E as duas continuaram conversando e matando a saudade durante os sete meses que durou a viagem de volta à terra natal de Indaiara.
Assim que retornaram de volta a aldeia alguns de seus irmãos e irmãs não as receberam com bons olhos devido ao desgosto e tristeza tão intensos que ela provocara em seu pai com sua partida repentina causando, na interpretação destes, a morte dele.

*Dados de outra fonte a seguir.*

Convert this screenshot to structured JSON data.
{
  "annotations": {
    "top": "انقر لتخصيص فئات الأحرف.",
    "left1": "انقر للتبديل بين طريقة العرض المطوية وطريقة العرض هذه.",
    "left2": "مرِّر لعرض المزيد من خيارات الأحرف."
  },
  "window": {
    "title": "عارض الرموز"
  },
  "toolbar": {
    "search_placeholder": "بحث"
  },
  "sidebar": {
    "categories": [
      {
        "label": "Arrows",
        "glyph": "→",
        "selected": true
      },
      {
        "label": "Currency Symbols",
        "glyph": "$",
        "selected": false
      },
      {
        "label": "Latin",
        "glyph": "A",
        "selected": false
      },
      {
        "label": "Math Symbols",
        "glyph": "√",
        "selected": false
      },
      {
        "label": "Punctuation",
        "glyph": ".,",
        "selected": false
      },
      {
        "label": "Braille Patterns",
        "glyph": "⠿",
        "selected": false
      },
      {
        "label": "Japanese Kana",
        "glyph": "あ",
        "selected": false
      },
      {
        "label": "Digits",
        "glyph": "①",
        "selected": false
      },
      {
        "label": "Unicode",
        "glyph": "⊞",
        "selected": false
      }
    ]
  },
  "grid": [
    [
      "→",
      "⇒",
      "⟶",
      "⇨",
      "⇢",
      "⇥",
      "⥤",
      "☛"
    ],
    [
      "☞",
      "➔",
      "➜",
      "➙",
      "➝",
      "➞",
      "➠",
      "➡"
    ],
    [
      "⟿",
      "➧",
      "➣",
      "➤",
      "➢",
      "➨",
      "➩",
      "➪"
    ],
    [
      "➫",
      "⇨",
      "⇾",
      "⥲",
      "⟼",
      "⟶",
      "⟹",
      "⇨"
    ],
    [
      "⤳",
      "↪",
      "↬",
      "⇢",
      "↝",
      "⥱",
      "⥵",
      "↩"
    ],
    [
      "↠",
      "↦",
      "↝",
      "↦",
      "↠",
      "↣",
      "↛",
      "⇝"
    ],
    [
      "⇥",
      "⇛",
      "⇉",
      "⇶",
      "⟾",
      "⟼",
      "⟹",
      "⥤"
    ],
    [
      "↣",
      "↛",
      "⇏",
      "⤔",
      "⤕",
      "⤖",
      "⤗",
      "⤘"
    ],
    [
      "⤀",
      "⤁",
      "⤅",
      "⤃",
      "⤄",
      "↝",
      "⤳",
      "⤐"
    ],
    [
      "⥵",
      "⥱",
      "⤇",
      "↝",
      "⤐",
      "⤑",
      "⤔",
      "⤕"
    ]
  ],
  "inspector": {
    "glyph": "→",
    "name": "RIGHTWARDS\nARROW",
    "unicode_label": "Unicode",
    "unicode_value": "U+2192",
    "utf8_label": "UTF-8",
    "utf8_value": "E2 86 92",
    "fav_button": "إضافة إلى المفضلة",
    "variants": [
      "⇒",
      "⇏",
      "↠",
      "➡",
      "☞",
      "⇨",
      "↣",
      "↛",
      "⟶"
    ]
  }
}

Mas não há feridas que o tempo não cicatrize e é assim que vamos ver doze anos após o retorno de Indaiara, juntamente com a filha, para sua terra natal, a convivência plenamente harmoniosa entre todos os membros da aldeia.
Indaiara ensinara a Manuela todos os segredos no trato com as ervas e ela aprendera com tanto afinco que se tornou a sucessora natural de sua mãe na aldeia.
E é assim que vamos encontrar, cinco anos após todos estes eventos, Indaiara cozinhando o almoço ao mesmo tempo em que lágrimas gotejavam de seus olhos.
É importante que se diga que eram lágrimas provenientes da mais pura alegria por finalmente ter encontrado o amor na figura representativa de sua filha Manuela.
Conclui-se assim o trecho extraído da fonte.